Im Mittelpunkt der lebhaften Debatte mit den KELAG Wärme-Geschäftsführern Günther Stückler und Adolf Melcher stand das übereinstimmende Interesse der Abgeordneten Wolfgang Zanger (F), Bruno Rossmann (G), Josef Lettenbichler (V), Johann Hell (S), Claudia Gamon (N) und Martina Schenk (T) an der Umsetzung der mehr als 50 Rechnungshofempfehlungen auf Beseitigung der vielen Mängel, die die PrüferInnen im Beteiligungsmanagement, im Controlling und bei Auftragsvergaben der KELAG Wärme festgestellt hatten.

Die KELAG-Manager teilten den Abgeordneten und Rechnungshofpräsidentin Margit Kraker mit, die Erfahrungen und Erkenntnisse, die ihr Unternehmen mit Beteiligungen gemacht habe, hätten schon vor dem RH-Bericht dazu geführt, Auslandsbeteiligungen - mit zwei Ausnahmen im tschechischen und slowenischen Grenzgebiet - auf null zurückzufahren. Die Kritik des Rechnungshofes habe bei der KELAG zur Etablierung eines Risikomanagements, zur Erweiterung und Nachschärfung der Transparenzbestimmungen und zu einer Sensibilisierung in Vergabefragen geführt. Bruno Rossmanns (G) Vorwurf, bei Auftragsvergaben "getrickst" zu haben, wurde von Seiten der KELAG mit Hinweis auf das komplexe Vergabegesetz aber zurückgewiesen. Aktuell schreibe die KELAG alle größeren Vergaben grundsätzlich EU-weit aus, war zu erfahren. Auch die Vertragsschablonenverordnung werde eingehalten.

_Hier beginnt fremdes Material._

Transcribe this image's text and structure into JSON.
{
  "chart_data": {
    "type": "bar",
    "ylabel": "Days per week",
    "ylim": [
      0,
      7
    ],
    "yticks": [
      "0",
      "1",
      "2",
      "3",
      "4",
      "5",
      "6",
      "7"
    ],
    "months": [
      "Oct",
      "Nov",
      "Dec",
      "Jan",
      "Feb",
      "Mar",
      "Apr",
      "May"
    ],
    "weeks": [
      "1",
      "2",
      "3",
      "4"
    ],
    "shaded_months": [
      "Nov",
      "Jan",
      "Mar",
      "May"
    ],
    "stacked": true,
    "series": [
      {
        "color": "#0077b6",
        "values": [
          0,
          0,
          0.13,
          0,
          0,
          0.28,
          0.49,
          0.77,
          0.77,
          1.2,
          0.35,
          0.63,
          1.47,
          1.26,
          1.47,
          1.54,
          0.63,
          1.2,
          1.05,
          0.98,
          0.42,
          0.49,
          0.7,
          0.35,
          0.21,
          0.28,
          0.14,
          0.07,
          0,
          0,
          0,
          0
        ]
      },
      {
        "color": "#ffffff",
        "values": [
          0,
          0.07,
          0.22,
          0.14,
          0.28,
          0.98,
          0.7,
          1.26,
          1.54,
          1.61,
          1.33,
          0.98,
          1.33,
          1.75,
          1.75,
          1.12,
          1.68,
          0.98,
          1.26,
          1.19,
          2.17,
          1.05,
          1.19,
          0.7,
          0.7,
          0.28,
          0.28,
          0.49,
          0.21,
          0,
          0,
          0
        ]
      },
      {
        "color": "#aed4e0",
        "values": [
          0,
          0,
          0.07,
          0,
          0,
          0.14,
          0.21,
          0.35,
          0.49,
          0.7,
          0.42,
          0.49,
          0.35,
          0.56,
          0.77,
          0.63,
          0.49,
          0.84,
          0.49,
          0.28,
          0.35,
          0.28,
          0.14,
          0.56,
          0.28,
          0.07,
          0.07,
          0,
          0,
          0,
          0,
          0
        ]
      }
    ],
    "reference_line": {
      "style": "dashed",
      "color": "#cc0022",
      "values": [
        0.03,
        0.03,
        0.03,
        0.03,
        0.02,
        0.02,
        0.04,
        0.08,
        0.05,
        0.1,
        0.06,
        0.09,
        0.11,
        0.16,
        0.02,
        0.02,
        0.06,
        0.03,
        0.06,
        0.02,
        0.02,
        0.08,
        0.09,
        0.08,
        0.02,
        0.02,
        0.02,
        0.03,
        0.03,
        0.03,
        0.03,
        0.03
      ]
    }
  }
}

RH-Präsidentin Margit Kraker kündigte eine Follow-up-Überprüfung bei der KELAG Wärme an, deren Ergebnisse die Abgeordneten mit Spannung erwarten. Staatssekretär Harald Mahrer, der festhielt, dass sich der Eigentümer Bund bei Aktiengesellschaften, an denen er beteiligt sei, grundsätzlich nicht in das operative Geschäft einmische, sah für Auslandsbeteiligungen an Elektrizitätsunternehmen insofern Grenzen, als es sich beim Stromnetz um kritische Infrastruktur handelt. Beim Thema Transparenz stellte Mahrer in Aussicht, dass das Bundeskanzleramt zeitnahe einen Novellenentwurf zum Transparenzgesetz vorlegen wird.  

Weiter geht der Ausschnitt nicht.